Sans combinaisons médicales, ni masques adaptés, le personnel sanitaire de l’hôpital régional de Kayes affirme travailler dans une condition lamentable dans son combat contre le coronavirus, l’une des pandémies les plus ravageuses après la grippe espagnole en 1918.
A ce jour, près de dix personnes malades du coronavirus sont alitées à l’hôpital Fousseyni Daou de Kayes dont sept membres du personnel soignant. Les conditions de leur prise en charge sont effroyables. L’appui promis par l’Etat se fait attendre malgré l’important fonds mobilisé ces dernières semaines pour faire face à la pandémie.
Face à la situation, la société civile de la région a haussé le ton à travers un sit-in tenu ce lundi devant la structure sanitaire. Objectif : exiger plus de moyens de ressources, de matériels à l’équipe de prise en charge du covid-19.
« Trop de mensonge », « Kayes face à un danger », « Kayes fait partie du Mali », « Nos vies ont été mises en danger », « Kayes ne mérite pas ça», « Nos patients souffrent », pouvait-on lire sur des bandéroles des manifestants .
Ibrahim Maiga, l’un des manifestants joint par Lejalon, explique «Nous avons été choqués, indignés par la sortie d’un responsable sanitaire sur les conditions difficiles de travail de l’équipe de prise en charge du covid-19. C’est pourquoi, nous avons décidé de sortir pour rappeler à l’Etat ses engagements en décrétant l’état d’urgence sanitaire ». Pour lui, il est inadmissible que le personnel de la santé travaille sans une condition minimum de protection face à une pandémie ravageuse. « La région de Kayes est solidaire avec tout le personnel soignant », clame-t-il
De son côté, le Secrétaire général des travailleurs de l’hôpital Fousseyni Daou, Gueladjo Traoré ajoute : «Il n’y a aucun dispositif sanitaire en place dans l’hôpital de Kayes contre le coronavirus. Les conditions de travail et de traitement sont très difficiles pour le personnel et même pour les patients. Je ne peux pas comprendre que l’Etat ne nous donne pas de matériels, ni de formation».

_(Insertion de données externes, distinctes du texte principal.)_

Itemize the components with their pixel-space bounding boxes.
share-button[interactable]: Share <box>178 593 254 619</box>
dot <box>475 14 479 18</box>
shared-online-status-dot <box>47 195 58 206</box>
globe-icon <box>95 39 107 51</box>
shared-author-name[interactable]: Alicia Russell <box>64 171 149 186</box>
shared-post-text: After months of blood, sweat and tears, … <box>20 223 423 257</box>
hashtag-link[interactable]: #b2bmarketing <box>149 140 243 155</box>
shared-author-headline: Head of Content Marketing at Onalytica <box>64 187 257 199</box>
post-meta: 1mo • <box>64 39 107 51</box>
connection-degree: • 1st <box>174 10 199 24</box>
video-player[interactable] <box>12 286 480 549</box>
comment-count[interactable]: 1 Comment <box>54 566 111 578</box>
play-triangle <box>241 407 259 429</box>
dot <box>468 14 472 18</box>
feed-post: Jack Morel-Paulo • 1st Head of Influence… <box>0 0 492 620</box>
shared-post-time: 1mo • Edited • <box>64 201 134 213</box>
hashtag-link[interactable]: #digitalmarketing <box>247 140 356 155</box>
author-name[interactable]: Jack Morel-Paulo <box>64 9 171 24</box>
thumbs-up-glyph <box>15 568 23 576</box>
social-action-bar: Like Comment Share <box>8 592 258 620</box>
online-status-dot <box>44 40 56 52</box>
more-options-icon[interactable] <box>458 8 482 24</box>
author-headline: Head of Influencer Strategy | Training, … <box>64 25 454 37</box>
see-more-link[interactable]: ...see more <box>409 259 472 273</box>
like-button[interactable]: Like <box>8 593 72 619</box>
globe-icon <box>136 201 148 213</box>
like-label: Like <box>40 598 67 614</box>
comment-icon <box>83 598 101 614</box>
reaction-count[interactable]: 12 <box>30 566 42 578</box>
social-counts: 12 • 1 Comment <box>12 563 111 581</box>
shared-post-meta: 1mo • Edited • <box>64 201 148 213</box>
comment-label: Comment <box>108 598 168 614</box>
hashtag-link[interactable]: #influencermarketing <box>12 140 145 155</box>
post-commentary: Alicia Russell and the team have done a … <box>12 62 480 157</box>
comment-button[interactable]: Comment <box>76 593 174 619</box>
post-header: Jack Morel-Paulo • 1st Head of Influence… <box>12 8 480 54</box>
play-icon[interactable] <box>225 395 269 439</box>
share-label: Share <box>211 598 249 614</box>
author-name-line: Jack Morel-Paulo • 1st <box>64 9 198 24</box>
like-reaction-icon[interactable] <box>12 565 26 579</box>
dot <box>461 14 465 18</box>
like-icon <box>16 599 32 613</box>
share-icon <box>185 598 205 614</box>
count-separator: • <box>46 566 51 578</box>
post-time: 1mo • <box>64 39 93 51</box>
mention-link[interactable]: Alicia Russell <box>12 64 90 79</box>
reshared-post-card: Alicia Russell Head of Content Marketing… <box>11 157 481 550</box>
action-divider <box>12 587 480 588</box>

Conséquence, déplore-t-il, sept agents de santé, sous traitement du coronavirus sont abandonnés à leur triste sort. Pour autant, ils ont été infectés dans une mission de l’Etat malien. Malgré cela, «aucune compassion des autorités locales », indique M. Traoré la gorge nouée. Quelques secondes de silence. Pis, il ajoute « ce qui se passe à Kayes est inhumain ».
A l’absence de combinaisons médicales, le travail est difficile parce qu’il faut éviter d’être en contact avec les patients. « Depuis le dimanche dernier, on est obligé de faire le tour du bâtiment (où les malades sont logés) et c’est par la fenêtre que les patients sont servis en nourriture. Parce qu’on n’a aussi de masqué adapté », déclare le syndicaliste d’un ton à peine audible. De même, il a déploré qu’ils sont aussi en manque de médicaments. Depuis le début de la pandémie, il indique attendre toujours désespérément les dotations du département de la santé comme promis.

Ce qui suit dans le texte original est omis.